The recently published report by Cambridge Associates and the GIIN analysing the relative performance of impact private equity and impact venture capital funds makes for interesting reading. For years, there has been a widely held assumption on the part of investors and their advisors that there is a necessary trade-off between financial and social returns. While individual impact investment fund managers, such as Bridges Ventures, have shown that market rates of return can be achieved by investment in poorer areas, few people have understood just why this is possible. Investors are largely unaware that investing in poorer areas or in emerging markets enables them to access a different set of investment opportunities, involving more price-sensitive and less investment-intensive business models capable of achieving high rates of growth. Much of the entrepreneurial effort in the decades ahead is likely to focus on such opportunities, driven by a millennial generation that seeks to improve society and the environment as it does well.

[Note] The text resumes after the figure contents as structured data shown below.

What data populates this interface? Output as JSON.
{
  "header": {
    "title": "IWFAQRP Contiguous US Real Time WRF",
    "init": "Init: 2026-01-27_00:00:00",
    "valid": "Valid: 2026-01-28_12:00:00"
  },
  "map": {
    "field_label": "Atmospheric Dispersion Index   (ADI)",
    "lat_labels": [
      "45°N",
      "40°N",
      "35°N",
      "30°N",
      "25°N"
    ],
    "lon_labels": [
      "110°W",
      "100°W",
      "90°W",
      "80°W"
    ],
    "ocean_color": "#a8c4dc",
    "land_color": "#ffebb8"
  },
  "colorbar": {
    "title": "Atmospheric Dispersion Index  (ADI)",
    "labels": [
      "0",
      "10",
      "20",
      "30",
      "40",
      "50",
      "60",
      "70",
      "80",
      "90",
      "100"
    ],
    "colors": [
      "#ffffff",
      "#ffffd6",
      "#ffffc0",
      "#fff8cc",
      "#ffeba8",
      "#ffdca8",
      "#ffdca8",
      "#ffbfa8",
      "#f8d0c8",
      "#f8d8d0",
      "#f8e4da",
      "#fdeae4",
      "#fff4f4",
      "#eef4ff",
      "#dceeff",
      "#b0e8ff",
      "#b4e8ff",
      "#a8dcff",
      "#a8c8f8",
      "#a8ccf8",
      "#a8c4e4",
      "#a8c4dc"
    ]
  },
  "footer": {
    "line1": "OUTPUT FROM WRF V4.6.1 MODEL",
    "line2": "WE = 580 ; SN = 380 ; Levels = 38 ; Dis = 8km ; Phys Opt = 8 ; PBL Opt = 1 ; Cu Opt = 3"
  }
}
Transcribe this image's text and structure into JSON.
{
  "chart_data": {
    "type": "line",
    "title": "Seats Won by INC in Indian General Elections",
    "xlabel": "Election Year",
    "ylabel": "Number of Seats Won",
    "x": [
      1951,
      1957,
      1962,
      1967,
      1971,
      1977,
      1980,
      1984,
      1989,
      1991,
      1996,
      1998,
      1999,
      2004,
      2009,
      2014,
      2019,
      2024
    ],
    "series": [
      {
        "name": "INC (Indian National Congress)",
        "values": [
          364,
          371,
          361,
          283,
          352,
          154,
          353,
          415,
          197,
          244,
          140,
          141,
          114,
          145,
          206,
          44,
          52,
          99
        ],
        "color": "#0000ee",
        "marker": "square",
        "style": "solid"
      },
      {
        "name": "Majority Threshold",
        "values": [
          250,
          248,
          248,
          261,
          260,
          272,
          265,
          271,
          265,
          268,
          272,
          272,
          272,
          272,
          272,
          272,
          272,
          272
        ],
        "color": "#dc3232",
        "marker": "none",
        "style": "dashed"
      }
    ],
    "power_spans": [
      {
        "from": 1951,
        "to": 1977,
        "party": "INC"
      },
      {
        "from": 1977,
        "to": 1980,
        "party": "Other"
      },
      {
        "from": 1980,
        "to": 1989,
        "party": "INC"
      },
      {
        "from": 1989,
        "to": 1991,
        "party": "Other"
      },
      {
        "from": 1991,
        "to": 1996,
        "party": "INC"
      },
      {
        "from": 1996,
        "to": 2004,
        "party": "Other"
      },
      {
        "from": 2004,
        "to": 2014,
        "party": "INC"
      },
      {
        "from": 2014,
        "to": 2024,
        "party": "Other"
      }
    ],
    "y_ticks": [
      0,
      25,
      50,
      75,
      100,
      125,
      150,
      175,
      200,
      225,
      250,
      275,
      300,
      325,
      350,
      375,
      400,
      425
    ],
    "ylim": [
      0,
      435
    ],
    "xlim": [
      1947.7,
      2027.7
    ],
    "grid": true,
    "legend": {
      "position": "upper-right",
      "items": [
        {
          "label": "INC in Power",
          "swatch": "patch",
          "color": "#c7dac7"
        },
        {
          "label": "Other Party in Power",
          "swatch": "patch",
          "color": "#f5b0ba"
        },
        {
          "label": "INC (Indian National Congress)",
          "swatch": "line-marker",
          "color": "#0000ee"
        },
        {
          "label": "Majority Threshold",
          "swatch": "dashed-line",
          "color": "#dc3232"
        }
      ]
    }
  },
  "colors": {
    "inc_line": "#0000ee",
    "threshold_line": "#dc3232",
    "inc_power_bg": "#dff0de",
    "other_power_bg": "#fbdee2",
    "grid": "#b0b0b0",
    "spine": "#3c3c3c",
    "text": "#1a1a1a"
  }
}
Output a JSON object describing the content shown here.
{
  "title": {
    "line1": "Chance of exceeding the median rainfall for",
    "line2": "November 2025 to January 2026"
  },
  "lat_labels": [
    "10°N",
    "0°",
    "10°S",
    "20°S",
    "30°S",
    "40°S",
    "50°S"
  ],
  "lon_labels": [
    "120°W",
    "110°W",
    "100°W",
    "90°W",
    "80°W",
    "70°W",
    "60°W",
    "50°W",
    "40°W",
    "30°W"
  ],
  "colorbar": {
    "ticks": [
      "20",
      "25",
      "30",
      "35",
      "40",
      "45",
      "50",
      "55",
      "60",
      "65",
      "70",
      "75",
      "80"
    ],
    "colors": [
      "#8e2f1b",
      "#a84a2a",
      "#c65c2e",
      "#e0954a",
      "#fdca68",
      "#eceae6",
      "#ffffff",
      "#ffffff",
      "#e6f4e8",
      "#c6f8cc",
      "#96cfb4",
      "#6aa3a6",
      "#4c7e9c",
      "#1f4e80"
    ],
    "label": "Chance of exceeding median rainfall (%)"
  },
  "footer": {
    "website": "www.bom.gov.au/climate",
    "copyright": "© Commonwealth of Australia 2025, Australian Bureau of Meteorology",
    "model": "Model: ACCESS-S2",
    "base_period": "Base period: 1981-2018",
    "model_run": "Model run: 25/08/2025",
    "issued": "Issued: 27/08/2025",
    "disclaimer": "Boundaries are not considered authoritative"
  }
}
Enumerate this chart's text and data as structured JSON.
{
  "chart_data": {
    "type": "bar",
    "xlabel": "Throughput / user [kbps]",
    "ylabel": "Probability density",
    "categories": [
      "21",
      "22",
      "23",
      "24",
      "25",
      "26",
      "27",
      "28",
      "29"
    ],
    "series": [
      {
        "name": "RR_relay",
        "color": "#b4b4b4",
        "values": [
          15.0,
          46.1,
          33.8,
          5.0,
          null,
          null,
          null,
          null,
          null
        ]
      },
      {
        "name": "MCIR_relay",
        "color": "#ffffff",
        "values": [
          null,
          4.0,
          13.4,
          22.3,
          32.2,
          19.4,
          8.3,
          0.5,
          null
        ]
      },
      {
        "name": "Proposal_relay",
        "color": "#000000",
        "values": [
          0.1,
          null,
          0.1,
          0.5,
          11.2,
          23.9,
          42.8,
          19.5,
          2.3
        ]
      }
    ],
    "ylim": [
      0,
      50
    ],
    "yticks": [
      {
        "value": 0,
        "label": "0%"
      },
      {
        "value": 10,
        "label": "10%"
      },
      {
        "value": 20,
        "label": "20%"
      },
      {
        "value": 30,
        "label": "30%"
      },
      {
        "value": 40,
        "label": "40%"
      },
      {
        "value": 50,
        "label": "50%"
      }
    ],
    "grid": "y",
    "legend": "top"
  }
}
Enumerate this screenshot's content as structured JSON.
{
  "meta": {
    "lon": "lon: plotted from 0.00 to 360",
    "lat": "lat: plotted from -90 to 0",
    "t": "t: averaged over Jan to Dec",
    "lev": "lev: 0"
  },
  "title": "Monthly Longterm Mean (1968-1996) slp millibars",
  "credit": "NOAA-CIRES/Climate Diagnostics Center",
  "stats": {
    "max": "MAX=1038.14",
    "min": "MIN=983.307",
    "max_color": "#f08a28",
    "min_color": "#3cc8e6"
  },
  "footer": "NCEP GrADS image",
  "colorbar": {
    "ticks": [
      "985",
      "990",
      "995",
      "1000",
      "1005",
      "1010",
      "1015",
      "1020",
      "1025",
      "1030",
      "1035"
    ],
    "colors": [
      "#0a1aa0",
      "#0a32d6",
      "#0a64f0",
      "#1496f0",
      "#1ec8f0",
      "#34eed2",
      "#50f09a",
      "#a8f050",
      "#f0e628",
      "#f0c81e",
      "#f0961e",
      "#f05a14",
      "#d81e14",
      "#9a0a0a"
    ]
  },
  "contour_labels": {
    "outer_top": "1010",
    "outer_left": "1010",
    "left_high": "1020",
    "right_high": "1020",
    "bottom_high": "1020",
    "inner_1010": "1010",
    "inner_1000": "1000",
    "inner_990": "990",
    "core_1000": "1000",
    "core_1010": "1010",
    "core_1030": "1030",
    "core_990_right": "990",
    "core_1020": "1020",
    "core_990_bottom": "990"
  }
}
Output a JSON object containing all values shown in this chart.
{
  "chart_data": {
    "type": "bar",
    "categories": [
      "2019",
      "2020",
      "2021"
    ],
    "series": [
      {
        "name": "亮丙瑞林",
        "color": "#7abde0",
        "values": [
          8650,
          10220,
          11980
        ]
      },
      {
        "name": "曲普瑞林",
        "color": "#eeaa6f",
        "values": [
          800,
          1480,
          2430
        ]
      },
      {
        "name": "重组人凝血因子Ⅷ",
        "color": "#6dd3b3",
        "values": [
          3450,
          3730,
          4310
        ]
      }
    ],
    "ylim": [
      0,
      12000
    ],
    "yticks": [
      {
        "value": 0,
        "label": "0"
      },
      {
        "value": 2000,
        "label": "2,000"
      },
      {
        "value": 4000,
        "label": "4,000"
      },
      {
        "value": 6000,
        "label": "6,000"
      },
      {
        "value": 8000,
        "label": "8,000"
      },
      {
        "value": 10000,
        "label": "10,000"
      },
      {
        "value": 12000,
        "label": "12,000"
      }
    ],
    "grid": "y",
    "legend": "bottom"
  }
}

The report is instructive because it shows that market rates of return are indeed attainable through impact investing. If this report helps to overturn conventional notions, it would be a great contribution to the development of ‘profit-with-purpose’ impact investing. It would drive investor allocations to the sector, the absence of which has been a major brake on the flow of capital into it. The report is also valuable in providing granular information about the performance of different types of funds. It shows that to date smaller funds and emerging market funds have been the strongest performers. It is not intuitive that small funds will continue to outperform into the future, but this report marks the start of an important monitoring process to inform investors. It is important news that Cambridge Associates will produce quarterly Impact Investing Benchmark reports, adding relevant new funds to the existing set.
Cambridge Associates and the GIIN are also to be congratulated for establishing vintage year benchmarks and comparing the universe of conventional private investment funds with ‘impact’ private investment funds. If, as the G8 Taskforce believes, we are moving to the measurement of risk, return, and impact in making investment decisions, then the publication of this report marks an important milestone.